No serviço a Igreja revela uma certa “parcialidade” que tem incomodado muita gente, contudo a crítica e a negação também aconteciam no tempo de Jesus (Lc 15, 1s). No serviço aos prediletos de Deus a Igreja está realizando a sua missão e fazendo a vontade do Pai.
Um quarto passo da missão junto ao povo negro compreende a superaçãodo preconceito e acolhidadas formas de vivência da fé próprias de uma caminhada particular. Ao longo dos séculos de existência a Igreja foi interagindo com diferentes culturas e, de certa maneira, assumiu algumas riquezas destas culturas que não foram impedimento a sua caminhada de fé e fidelidade a Jesus Cristo.
Esta proximidade e diálogo também acontece com a cultura dos afro-brasileiros.

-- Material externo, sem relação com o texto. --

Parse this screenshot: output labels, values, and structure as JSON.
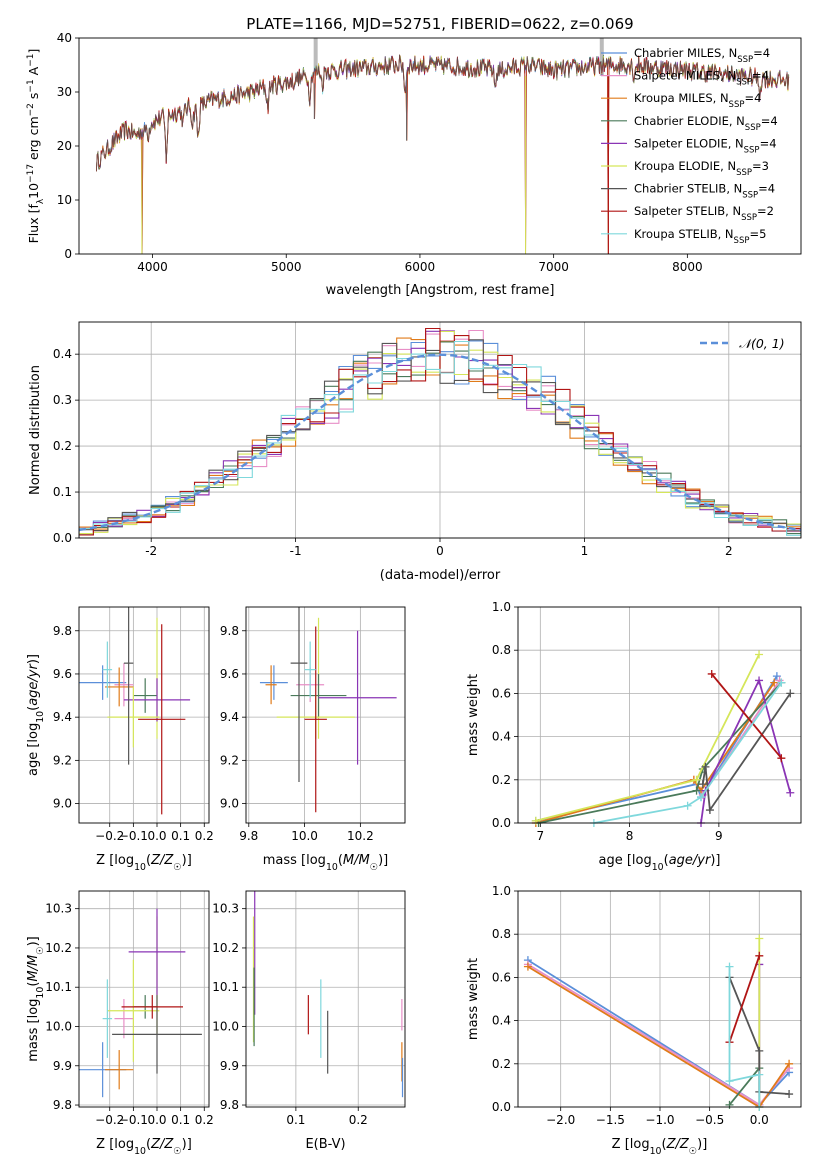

O Documento de Aparecida ilustra bem este propósito quando reconhece a riqueza da cultura afro-americana. Diz o texto: os afro-americanos se caracterizam, entre outros elementos, pela expressividade corporal, o enraizamento familiar e o sentido de Deus (DAp 56). Acolher esta riqueza não se faz impedimento à fidelidade ao evangelho de Cristo. É um caminho de enriquecimento e diálogo cultural.
Uma Igreja em saída missionária coloca-se ao lado dos negros como companheira de caminhada e faz desta atitude uma marca da sua missão. Que o Espírito Santo continue inspirando e a ajudando a assumir este desafio.